You are viewing a plain text version of this content. The canonical link for it is here.
Posted to dev@mahout.apache.org by Ted Dunning <te...@gmail.com> on 2009/06/20 07:34:40 UTC

Re: [jira] Commented: (MAHOUT-136) Change Canopy MR Implementation to use Vector Writable

Sounds pretty good to me.

On Fri, Jun 19, 2009 at 6:38 PM, Grant Ingersoll <gs...@apache.org>wrote:

> So, should we just go to having everything be binary and then have
> Input/Output utilities that can take the binary format and output GSON?
>  Seems like w/ Canopy, since it's used for feeding into other algorithms
> that it should output Writable as well, otherwise we're still going to be
> round tripping through Text.
>
> Then, it would be pretty easy to write a M/R job that takes Vectors and
> outputs asFormatString(), right?
>

Re: [jira] Commented: (MAHOUT-136) Change Canopy MR Implementation to use Vector Writable

Posted by Grant Ingersoll <gs...@apache.org>.
Seems like Canopy would need to be made Writable too, no?

On Jun 20, 2009, at 7:04 AM, Grant Ingersoll wrote:

>
> On Jun 20, 2009, at 3:01 AM, Robert Burrell Donkin wrote:
>
>>
>> Perhaps it would be better to move the conversion code (eg tabular ->
>> Vectors) from examples into either core or a new module so it can be
>> more easily be maintained and reused
>
> +1.  Or utils, as I picture utils being the place where we keep  
> things that aren't core, but are still useful.  Of course, we also  
> have, in core, o.a.m.utils, I believe.  The difference, in my mind,  
> is that the utils module is dependent on core, not the other way  
> around, which is why I put the Lucene extraction stuff in there.
>
> You up for a patch for this?  I think I have some time to work on  
> converting the M/R if someone else can take on the I/O to from the  
> user.
>
> -Grant



Re: [jira] Commented: (MAHOUT-136) Change Canopy MR Implementation to use Vector Writable

Posted by Grant Ingersoll <gs...@apache.org>.
On Jun 20, 2009, at 3:01 AM, Robert Burrell Donkin wrote:

>
> Perhaps it would be better to move the conversion code (eg tabular ->
> Vectors) from examples into either core or a new module so it can be
> more easily be maintained and reused

+1.  Or utils, as I picture utils being the place where we keep things  
that aren't core, but are still useful.  Of course, we also have, in  
core, o.a.m.utils, I believe.  The difference, in my mind, is that the  
utils module is dependent on core, not the other way around, which is  
why I put the Lucene extraction stuff in there.

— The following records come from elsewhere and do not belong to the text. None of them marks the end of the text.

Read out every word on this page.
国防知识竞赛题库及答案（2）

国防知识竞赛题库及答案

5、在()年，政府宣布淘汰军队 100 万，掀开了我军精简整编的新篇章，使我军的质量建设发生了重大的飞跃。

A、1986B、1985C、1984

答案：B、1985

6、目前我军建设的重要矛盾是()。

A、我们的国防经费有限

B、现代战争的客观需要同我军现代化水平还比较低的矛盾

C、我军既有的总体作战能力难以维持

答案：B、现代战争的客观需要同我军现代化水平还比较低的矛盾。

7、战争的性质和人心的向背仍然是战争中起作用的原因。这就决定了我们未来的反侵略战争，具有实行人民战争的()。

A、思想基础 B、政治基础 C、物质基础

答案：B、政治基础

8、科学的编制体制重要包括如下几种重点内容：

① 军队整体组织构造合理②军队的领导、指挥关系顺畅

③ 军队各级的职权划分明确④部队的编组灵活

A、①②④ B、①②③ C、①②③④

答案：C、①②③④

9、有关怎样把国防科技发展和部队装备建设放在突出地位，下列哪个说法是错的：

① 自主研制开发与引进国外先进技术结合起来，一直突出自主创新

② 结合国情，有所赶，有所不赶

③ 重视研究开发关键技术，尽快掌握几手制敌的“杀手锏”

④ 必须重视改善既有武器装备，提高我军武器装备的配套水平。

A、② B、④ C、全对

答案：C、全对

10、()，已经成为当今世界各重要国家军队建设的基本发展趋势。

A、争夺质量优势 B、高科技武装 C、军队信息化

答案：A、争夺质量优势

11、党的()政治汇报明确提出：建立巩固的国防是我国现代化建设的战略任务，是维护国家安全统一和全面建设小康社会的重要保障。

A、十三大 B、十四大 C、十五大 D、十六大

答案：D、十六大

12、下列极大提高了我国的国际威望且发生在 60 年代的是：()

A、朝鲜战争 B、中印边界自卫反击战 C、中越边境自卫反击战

You up for a patch for this?  I think I have some time to work on  
converting the M/R if someone else can take on the I/O to from the user.

-Grant

Re: [jira] Commented: (MAHOUT-136) Change Canopy MR Implementation to use Vector Writable

Posted by Robert Burrell Donkin <ro...@gmail.com>.
On Saturday, June 20, 2009, Ted Dunning <te...@gmail.com> wrote:
> Sounds pretty good to me.

+1

> On Fri, Jun 19, 2009 at 6:38 PM, Grant Ingersoll <gs...@apache.org>wrote:
>
>> So, should we just go to having everything be binary and then have
>> Input/Output utilities that can take the binary format and output GSON?
>>  Seems like w/ Canopy, since it's used for feeding into other algorithms
>> that it should output Writable as well, otherwise we're still going to be
>> round tripping through Text.

+1

Perhaps it would be better to move the conversion code (eg tabular ->
Vectors) from examples into either core or a new module so it can be
more easily be maintained and reused

- Robert

>>
>> Then, it would be pretty easy to write a M/R job that takes Vectors and
>> outputs asFormatString(), right?
>>
>